Ref: https://blog.keras.io/building-powerful-image-classification-models-using-very-little-data.html
We will now augment the data via a number of random transformations so that our model would never see the exact same picture. This helps prevent overfitting and helps the model generalize better. Robustness of the model increases with this augmentation technique. The image generators of augmented image batches (and their lables) are instantiated either via .flow(data, labels) or .flow_from_directory(directory). In this notebook, .flow_from_directory(directory) is used.

In [19]:
from keras.preprocessing.image import ImageDataGenerator

train_datagen = ImageDataGenerator(
    preprocessing_function = imagenet_utils.preprocess_input,
    width_shift_range = 0.2,
    height_shift_range = 0.2,
    zoom_range = 0.2,
    horizontal_flip = True)

train_generator = train_datagen.flow_from_directory(
        'input/dataset/train',
        target_size=(IMG_H,IMG_W),
        batch_size=32,
        class_mode='categorical')

val_datagen = ImageDataGenerator(preprocessing_function = imagenet_utils.preprocess_input)

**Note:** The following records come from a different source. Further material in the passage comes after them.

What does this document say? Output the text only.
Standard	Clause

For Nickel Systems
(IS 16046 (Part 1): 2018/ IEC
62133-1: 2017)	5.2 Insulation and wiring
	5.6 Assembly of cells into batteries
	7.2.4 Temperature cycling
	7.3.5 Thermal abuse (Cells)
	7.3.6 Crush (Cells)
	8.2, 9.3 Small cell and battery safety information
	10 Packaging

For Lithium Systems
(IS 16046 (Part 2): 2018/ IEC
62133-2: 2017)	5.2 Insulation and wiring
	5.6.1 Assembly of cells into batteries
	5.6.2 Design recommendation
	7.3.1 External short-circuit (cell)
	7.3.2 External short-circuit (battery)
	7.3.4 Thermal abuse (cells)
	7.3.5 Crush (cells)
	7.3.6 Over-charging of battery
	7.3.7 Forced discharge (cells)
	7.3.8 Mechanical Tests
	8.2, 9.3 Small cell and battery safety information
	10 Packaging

val_generator = val_datagen.flow_from_directory(
        'input/dataset/validate',
        target_size=(IMG_H,IMG_W),
        batch_size=32,
        class_mode='categorical')

Found 10000 images belonging to 2 classes.
Found 2500 images belonging to 2 classes.


In [20]:
from keras.callbacks import ModelCheckpoint, CSVLogger
model_weights_filepath='input/saved_models/rmsprop_benchmark_aug.weights.best.hdf5'
checkpointer = ModelCheckpoint(model_weights_filepath,verbose=1,save_best_only=True)
csvLogger = CSVLogger('logs/rmsprop_benchmark_aug',append = True)
model.fit_generator(
        train_generator,
        steps_per_epoch=10000//32, # No.Of Training Samples/Batch_size
        epochs=20,
        validation_data=val_generator,
        callbacks=[checkpointer])

Epoch 1/20

Epoch 00001: val_loss improved from inf to 0.69769, saving model to input/saved_models/rmsprop_benchmark_aug.weights.best.hdf5
Epoch 2/20

Epoch 00002: val_loss improved from 0.69769 to 0.47019, saving model to input/saved_models/rmsprop_benchmark_aug.weights.best.hdf5
Epoch 3/20

Epoch 00003: val_loss improved from 0.47019 to 0.43744, saving model to input/saved_models/rmsprop_benchmark_aug.weights.best.hdf5
Epoch 4/20

Epoch 00004: val_loss did not improve from 0.43744
Epoch 5/20

Epoch 00005: val_loss did not improve from 0.43744
Epoch 6/20

Epoch 00006: val_loss improved from 0.43744 to 0.40361, saving model to input/saved_models/rmsprop_benchmark_aug.weights.best.hdf5
Epoch 7/20

Epoch 00007: val_loss improved from 0.40361 to 0.22242, saving model to input/saved_models/rmsprop_benchmark_aug.weights.best.hdf5
Epoch 8/20

Epoch 00008: val_loss improved from 0.22242 to 0.08769, saving model to input/saved_models/rmsprop_benchmark_aug.weights.best.hdf5
Epoch 9/20

Epoch 00

<keras.callbacks.callbacks.History at 0x286c3adda08>

In [21]:
# Load the model with the best validation accuracy
model.load_weights(model_weights_filepath)

In [30]:
# evaluate and print the test accuracy
# get index of predicted smile detection for each image in test set
smile_prediction = [np.argmax(model.predict(np.expand_dims(test_data, axis=0))) for test_data in test_tensors]

# report test accuracy
test_accuracy = 100*np.sum(np.array(smile_prediction)==np.argmax(test_targets, axis=1))/len(smile_prediction)
print('Test accuracy: %.4f%%' % test_accuracy)

Test accuracy: 82.1200%



Here, we saw that the benchmark model when considered with augmentation of data gave a test accuracy of 82.10%. This is slightly higher than the accuracy of the benchmark model considered.